Thursday, November 24, 2005

It's A Lie




For all those out there with children contemplating a cross-state, cross-country, cross-Atlantic, cross-continent move, I've got news for you:

When They tell you "kids are flexible" "kids adjust" "it'll be easier for them than you" "they bounce back quickly" ....and any other adage casually tossed about while you're so busy packing, searching for new digs, closing up accounts, gathering information and saying goodbyes that you need to hear something comforting, Don't Believe Them!

Because as we sidle up to month 3 of Tel Aviv occupation, I continue to feel pained while peeking through the window of our 4-year-old's kindergarden as he sits inside sucking his thumb and twisting his hair during end-of-day circle time, oblivious to the story being read or song being sung. Walking home each morning, I cry harder than he has moments prior during dramatic, good-byes at the school gate. I pain for him as he pines for a first, special friend or a whole slew of friends and daily I long to cave when he begs to stay home from "that school I don't like where they all talk in Hebrew."

I know that a lot of this is normal but I don't give a toss. Lurking on an ultra-conscious level is the sense that I may have wronged my son. Despite motives of coming here in order to provide him with the utmost possible within my means, a nagging sense lingers that I've uprooted him from popularity, from a fawning kindergarden teacher who fanned his ego, from a preschool where indulging in water play and nakedness (down to underwear) on a whim was acceptable and from an overall softer approach to living life and relating to others. And yes, I know that any life decision has its up and downside, but when I stand outside that window watching him twist his hair? ...See line one of this paragraph for my take.

I can't help but ask myself: Have I done to him what our parents did to my three siblings and myself by relocating from a mixed race, liberal, intellectual enclave during key, pre-teenage years to a Wonder Bread suburban setting where kids tipped cows for fun? To this day my sister and I still concur about how very wrong the move was for our inherent natures...

Will Rapha's nature which incorporates a love of painting and art, a desire for brightly colored items like the pink bicycle he requested for his birthday (NO San Francisco jokes, please!), extreme sensitivity and an ability to intuit beyond his years get smashed here?

I can only hope not; I stop dwelling now as a small, Birthday Child begging to be photographed has awakened. A Happy Fourth to my Dearest Dear!...I wish I could shield you from the worst while knowing exactly how to give you the very best. While I'm figuring it out, however, You are MOST welcome for the Ooh They're Beautiful, Thank You Mommy!! fairy lights.

5 comments:

susie said...

wow....happened upon your blog today. As I write, our Aliyah plans are beginning. My children will be 5 and almost 3 when we move. I KNOW it will be difficult for them, and I am scared. But tell me..........there has to be a WONDERFUL side to it all, something wonderful that your son has experienced?

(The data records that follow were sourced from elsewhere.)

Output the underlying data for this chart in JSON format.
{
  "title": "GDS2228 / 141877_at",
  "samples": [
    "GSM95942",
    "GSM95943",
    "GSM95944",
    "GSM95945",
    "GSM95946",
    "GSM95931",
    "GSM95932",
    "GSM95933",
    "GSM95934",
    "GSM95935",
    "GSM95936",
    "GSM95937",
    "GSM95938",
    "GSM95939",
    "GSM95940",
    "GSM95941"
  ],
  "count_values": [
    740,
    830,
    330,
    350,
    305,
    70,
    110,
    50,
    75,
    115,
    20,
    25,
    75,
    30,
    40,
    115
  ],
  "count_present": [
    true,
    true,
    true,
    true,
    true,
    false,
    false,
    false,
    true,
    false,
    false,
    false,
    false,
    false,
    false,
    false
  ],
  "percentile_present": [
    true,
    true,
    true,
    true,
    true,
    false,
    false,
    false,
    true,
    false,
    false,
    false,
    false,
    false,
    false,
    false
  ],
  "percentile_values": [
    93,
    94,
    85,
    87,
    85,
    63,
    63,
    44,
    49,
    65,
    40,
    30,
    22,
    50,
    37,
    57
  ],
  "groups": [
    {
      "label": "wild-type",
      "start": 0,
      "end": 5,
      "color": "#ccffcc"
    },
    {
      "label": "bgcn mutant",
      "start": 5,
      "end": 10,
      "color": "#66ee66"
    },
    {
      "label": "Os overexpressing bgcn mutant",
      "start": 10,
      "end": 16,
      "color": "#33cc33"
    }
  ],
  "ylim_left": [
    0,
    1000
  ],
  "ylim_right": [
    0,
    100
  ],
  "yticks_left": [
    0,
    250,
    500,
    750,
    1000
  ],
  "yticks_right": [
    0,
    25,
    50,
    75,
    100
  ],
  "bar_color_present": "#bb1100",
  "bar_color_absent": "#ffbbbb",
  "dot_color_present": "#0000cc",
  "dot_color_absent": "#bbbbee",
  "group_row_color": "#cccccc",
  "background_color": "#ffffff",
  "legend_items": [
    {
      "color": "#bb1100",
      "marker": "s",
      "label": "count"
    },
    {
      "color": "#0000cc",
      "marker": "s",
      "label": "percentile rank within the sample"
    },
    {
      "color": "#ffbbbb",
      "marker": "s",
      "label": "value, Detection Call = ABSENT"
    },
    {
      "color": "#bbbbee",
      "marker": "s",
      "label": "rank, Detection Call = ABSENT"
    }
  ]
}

Hoping his days go better.....from one emah to another!

Stephanie said...

Thanks for your well wishes. 1st of all, I'm a drama queen so that prefaces everything. But that's not to downplay the fact that this has been the major difficulty for me here aside from bureaucracy, which I expected. Check out my previous entries on Raph's 1st day of school or "why I stay" to gain balance in perspective

2nd: Each person's travails differ so what may be difficult for me won't be an issue for you at all...Don't worry. It all washes out ultimately anyhow! Good luck in your move...Steph

hadas said...

We did it the other way around - TLV - Toronto last year. I can so much understand what you are going through. They do adjust, eventually, only, it takes a while. A year has passed and I still feel the same - about uprooting my kid from his "natural" environment - his "tribe". I will probably go back, for this reason, in two years. We're coming for a visit in three weeks (yea!) and was very surprised when Daniel said he wishes to be "a little" in Tel Aviv (he then gestures with his hand to demonstrate quantity) but made sure we will be returning back to Toronto. His English is almost perfect now.
He went to a wonderful pre-school in Tel Aviv, a totally open environment that might be what you are looking for. Let me know if you need information about this place.

susie said...

A drama queen, huh? :) I get that! But still, it's so hard on them, I know. We of course haven't talked to the boys about aliyah yet, it's too early for a July move to do so. (still having trouble broaching the subject with my own mom, but that's another story). But I've been dropping little hints, and aliyah innuendos. We look at pictures online of people who are so happy that they've moved to israel, we talk about how my husband made aliyah when he was a boy, etc.

Anyway, I'm rambling. Time to start my own blog maybe? I look forward to reading some of your earlier posts. Thank you.

--susie

lisoosh said...

My daughter is about to turn 4. There is nothing more painful than watching your child suffer and being unable to do anything about it.